Organisations like Warkworth-based Springboard, which provided support and male role models to "young guys" whose lives were "starting to get off the tracks" were helping to address some of these issues, Mitchell said, and the government also had a role to play.
He wasn't able to say whether youth crime in Warkworth had decreased.
"Certainly [Springboard have] been responsible for ensuring that there hasn't been an increase in - or even a bigger increase in - youth crime."
Mitchell said the criminal justice system needed to be able to respond to the lack of consequences for youth offenders that had led to "a tsunami of youth offending".
"Having the same moral compass and the same values that we had when we grew up are just as relevant today as what they were 30 or 40 years ago."
Mitchell said the government should do more to stop repeat offending, using National MP Sam Uffindell as an example of someone who had "turned his life around".
"There were consequences for [Uffindell's behaviour]; he was asked to leave the school that he was at, so he had to face consequences and then he had to turn his life around and decide that he wasn't going to engage in that type of behaviour," Mitchell said.
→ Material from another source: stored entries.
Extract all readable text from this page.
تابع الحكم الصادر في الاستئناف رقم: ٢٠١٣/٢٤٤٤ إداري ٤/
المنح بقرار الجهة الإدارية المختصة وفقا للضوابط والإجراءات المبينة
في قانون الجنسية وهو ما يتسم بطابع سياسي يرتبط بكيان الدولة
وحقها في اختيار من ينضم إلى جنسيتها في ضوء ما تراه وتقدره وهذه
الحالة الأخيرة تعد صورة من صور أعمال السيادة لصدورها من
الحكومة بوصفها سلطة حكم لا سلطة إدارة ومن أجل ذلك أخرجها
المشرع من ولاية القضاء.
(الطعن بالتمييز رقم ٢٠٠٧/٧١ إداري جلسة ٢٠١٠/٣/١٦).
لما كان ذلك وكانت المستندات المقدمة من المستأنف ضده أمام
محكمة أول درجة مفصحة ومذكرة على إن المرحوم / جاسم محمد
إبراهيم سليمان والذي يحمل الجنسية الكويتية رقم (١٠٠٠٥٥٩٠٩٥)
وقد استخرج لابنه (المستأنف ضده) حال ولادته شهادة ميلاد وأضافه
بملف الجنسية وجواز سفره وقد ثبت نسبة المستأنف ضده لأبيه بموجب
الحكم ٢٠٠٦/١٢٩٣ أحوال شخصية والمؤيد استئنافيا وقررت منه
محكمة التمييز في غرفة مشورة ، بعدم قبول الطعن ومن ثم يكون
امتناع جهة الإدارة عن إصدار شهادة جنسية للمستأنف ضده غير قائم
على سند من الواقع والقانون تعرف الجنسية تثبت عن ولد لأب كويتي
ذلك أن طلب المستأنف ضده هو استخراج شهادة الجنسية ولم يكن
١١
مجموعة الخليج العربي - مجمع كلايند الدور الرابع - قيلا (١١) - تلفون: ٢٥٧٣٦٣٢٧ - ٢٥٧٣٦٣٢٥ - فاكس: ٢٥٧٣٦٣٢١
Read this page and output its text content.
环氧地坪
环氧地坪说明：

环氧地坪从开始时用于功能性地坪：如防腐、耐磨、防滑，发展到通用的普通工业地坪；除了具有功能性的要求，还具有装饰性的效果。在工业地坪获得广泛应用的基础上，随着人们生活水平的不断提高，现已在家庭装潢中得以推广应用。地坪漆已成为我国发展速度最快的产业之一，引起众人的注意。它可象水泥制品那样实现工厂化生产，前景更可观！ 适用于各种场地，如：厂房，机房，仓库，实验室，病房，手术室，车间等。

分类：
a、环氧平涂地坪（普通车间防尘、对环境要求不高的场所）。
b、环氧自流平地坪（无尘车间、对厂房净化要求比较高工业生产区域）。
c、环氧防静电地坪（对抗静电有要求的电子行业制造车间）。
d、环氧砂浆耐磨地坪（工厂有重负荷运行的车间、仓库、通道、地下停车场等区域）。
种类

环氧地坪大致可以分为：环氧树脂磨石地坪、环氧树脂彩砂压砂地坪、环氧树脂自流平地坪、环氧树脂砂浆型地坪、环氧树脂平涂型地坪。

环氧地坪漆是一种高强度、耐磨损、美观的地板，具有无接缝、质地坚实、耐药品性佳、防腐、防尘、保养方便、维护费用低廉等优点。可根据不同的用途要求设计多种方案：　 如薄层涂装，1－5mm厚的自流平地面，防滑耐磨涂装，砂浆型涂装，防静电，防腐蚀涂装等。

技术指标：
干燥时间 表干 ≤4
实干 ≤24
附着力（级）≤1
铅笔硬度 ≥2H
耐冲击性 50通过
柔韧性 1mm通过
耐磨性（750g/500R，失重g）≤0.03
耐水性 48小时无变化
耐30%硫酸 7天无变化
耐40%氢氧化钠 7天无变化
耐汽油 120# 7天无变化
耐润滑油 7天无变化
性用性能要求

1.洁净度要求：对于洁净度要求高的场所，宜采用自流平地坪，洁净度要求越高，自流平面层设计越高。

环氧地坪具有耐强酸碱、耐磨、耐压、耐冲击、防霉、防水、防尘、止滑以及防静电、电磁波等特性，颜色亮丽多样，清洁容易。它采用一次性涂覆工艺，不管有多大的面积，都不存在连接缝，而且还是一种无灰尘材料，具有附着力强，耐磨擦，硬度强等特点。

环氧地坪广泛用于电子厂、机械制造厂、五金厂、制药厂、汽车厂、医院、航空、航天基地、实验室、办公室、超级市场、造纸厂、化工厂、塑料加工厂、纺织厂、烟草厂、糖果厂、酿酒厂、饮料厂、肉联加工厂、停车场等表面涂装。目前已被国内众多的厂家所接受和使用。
"Had he kept engaging in that type of behaviour, had he decided to start participating in ram raids and if he'd become a recidivist violent offender then he would've faced serious consequences inside our criminal justice system, but he didn't, he turned his life around."
But Carly Laughton, a youth worker in Auckland, said she believed the current focus on youth offending had been "brought to the forefront by the media" and it was "naive" of National to think interventions didn't already exist.
"I do think it's a relatively naive opinion really, the fact that they think that there aren't interventions that are already in place," she told Morning Report.
"We're really lucky to have some really amazing police aid officers in Auckland in particular and the programmes that they're running, they really work for young people," she said.
"I've seen some young people really turn their lives around with concentrated attention from the teams they have in those spaces."
Laughton said the fact some of the youth offenders in the news recently were as young as 9 or 10, showed the need for there to be a "Whānau Ora-approach".
"It really paints a picture of the fact that this is a deep-seated problem," she said.